James Hart said some big international corporations with offices in London’s so-called “square mile” have failed to take the threat seriously.
“Every successful terrorist group pre-surveys its target,” the commissioner of the City of London police told the Financial Times newspaper.
“There’s no doubt we’ve been subjected to that surveillance,” he said.
Potential targets included iconic sites, business and prominent buildings –“anywhere where the maximum damage can be inflicted on the financial systems of the City of London,” he said.
Despite the July 7 attacks on three Underground subway trains and a bus that killed 56 people, only half of businesses in the City have contingency plans in place, he said.
The July 7 attacks have been linked by the British government to Osama bin Laden’s al-Qaeda network.
Meanwhile a man is due to be charged in relation to the failed July 21 bomb attacks on London.
Abdul Sharif, 28, from south London, is due in court on Thursday, charged under Britain’s Terrorism Act, London’s Metropolitan Police said.
He’s charged with failing to disclose information about Hussain Osman, who is suspected of trying to blow up an Underground train near Shepherd’s Bush station on July 7.
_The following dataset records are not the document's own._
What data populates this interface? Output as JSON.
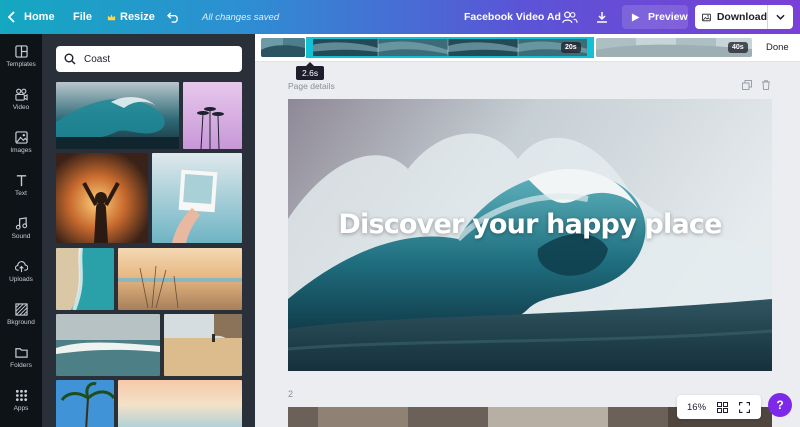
{
  "topbar": {
    "home_label": "Home",
    "file_label": "File",
    "resize_label": "Resize",
    "save_status": "All changes saved",
    "doc_title": "Facebook Video Ad",
    "preview_label": "Preview",
    "download_label": "Download"
  },
  "rail": {
    "items": [
      {
        "label": "Templates",
        "icon": "templates-icon"
      },
      {
        "label": "Video",
        "icon": "video-icon"
      },
      {
        "label": "Images",
        "icon": "images-icon"
      },
      {
        "label": "Text",
        "icon": "text-icon"
      },
      {
        "label": "Sound",
        "icon": "sound-icon"
      },
      {
        "label": "Uploads",
        "icon": "uploads-icon"
      },
      {
        "label": "Bkground",
        "icon": "background-icon"
      },
      {
        "label": "Folders",
        "icon": "folders-icon"
      },
      {
        "label": "Apps",
        "icon": "apps-icon"
      }
    ]
  },
  "panel": {
    "search_value": "Coast"
  },
  "timeline": {
    "playhead_time": "2.6s",
    "segment_1_duration": "20s",
    "segment_2_duration": "40s",
    "done_label": "Done"
  },
  "canvas": {
    "page_details_label": "Page details",
    "headline": "Discover your happy place",
    "page_2_number": "2"
  },
  "zoom": {
    "level": "16%"
  },
  "help": {
    "label": "?"
  },
  "colors": {
    "accent_cyan": "#12c2d4",
    "help_purple": "#7d2ae8",
    "rail_bg": "#0e1318",
    "panel_bg": "#293039"
  }
}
And in a related development the United Arab Emirates on Wednesday denied a press report that radical Muslim cleric Omar Bakri Mohammed, who faces the prospect of treason charges in Britain, was in the country.
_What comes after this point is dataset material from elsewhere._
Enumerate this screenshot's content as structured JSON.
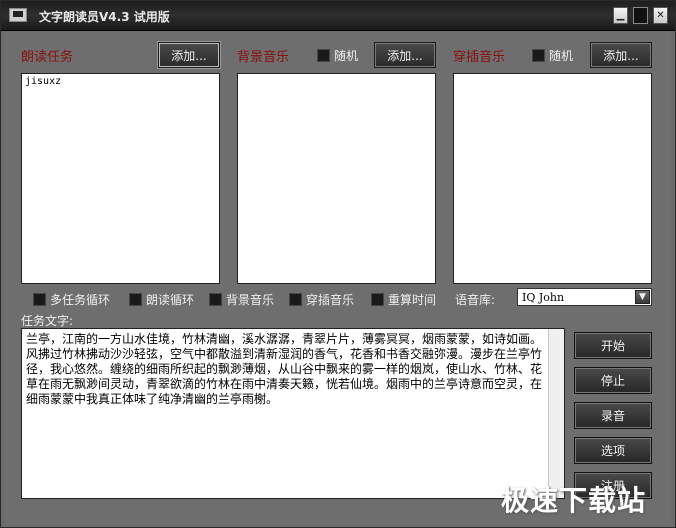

A Saudi-owned Arabic newspaper had quoted Bakri saying he had arrived in Sharjah on Tuesday after spending three days in Beirut.
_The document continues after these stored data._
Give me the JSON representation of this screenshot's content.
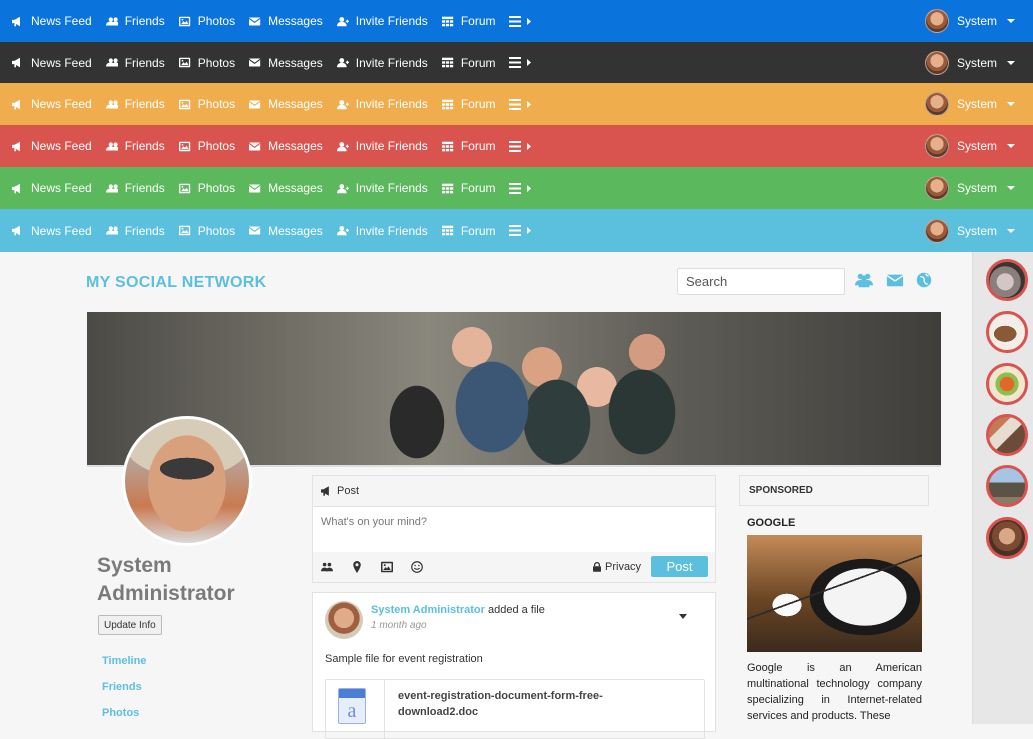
{
  "navbars": [
    {
      "name": "blue",
      "items": [
        "News Feed",
        "Friends",
        "Photos",
        "Messages",
        "Invite Friends",
        "Forum"
      ],
      "user": "System"
    },
    {
      "name": "dark",
      "items": [
        "News Feed",
        "Friends",
        "Photos",
        "Messages",
        "Invite Friends",
        "Forum"
      ],
      "user": "System"
    },
    {
      "name": "orange",
      "items": [
        "News Feed",
        "Friends",
        "Photos",
        "Messages",
        "Invite Friends",
        "Forum"
      ],
      "user": "System"
    },
    {
      "name": "red",
      "items": [
        "News Feed",
        "Friends",
        "Photos",
        "Messages",
        "Invite Friends",
        "Forum"
      ],
      "user": "System"
    },
    {
      "name": "green",
      "items": [
        "News Feed",
        "Friends",
        "Photos",
        "Messages",
        "Invite Friends",
        "Forum"
      ],
      "user": "System"
    },
    {
      "name": "cyan",
      "items": [
        "News Feed",
        "Friends",
        "Photos",
        "Messages",
        "Invite Friends",
        "Forum"
      ],
      "user": "System"
    }
  ],
  "nav_icons": [
    "bullhorn-icon",
    "users-icon",
    "image-icon",
    "envelope-icon",
    "user-plus-icon",
    "table-icon",
    "bars-icon"
  ],
  "colors": {
    "blue": "#0b74dc",
    "dark": "#333333",
    "orange": "#f0ad4e",
    "red": "#d9534f",
    "green": "#5cb85c",
    "cyan": "#5bc0de"
  },
  "header": {
    "brand": "MY SOCIAL NETWORK",
    "search_placeholder": "Search",
    "icons": [
      "users-icon",
      "envelope-icon",
      "globe-icon"
    ]
  },
  "profile": {
    "name": "System Administrator",
    "update_button": "Update Info",
    "links": [
      "Timeline",
      "Friends",
      "Photos"
    ]
  },
  "composer": {
    "title": "Post",
    "placeholder": "What's on your mind?",
    "privacy": "Privacy",
    "post_button": "Post",
    "tools": [
      "users-icon",
      "map-marker-icon",
      "image-icon",
      "smile-icon"
    ]
  },
  "feed": {
    "author": "System Administrator",
    "action": "added a file",
    "time": "1 month ago",
    "text": "Sample file for event registration",
    "file_name": "event-registration-document-form-free-download2.doc"
  },
  "sponsored": {
    "heading": "SPONSORED",
    "title": "GOOGLE",
    "text": "Google is an American multinational technology company specializing in Internet-related services and products. These"
  }
}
The Syrian-born imam, who also holds a Lebanese passport, told BBC radio he intended to return to Britain to defend himself against the charges.
Bakri is well known by British authorities for his hardline Islamist views.
He sparked outrage in Britain last week when he said he would not inform police if he knew Muslims were planning a bomb attack on a train in Britain. He also supported Muslims who attack British troops in Afghanistan and Iraq.
Prime Minister Tony Blair has vowed to crackdown on hardline Islamists in the wake of the July 7 suicide bombings.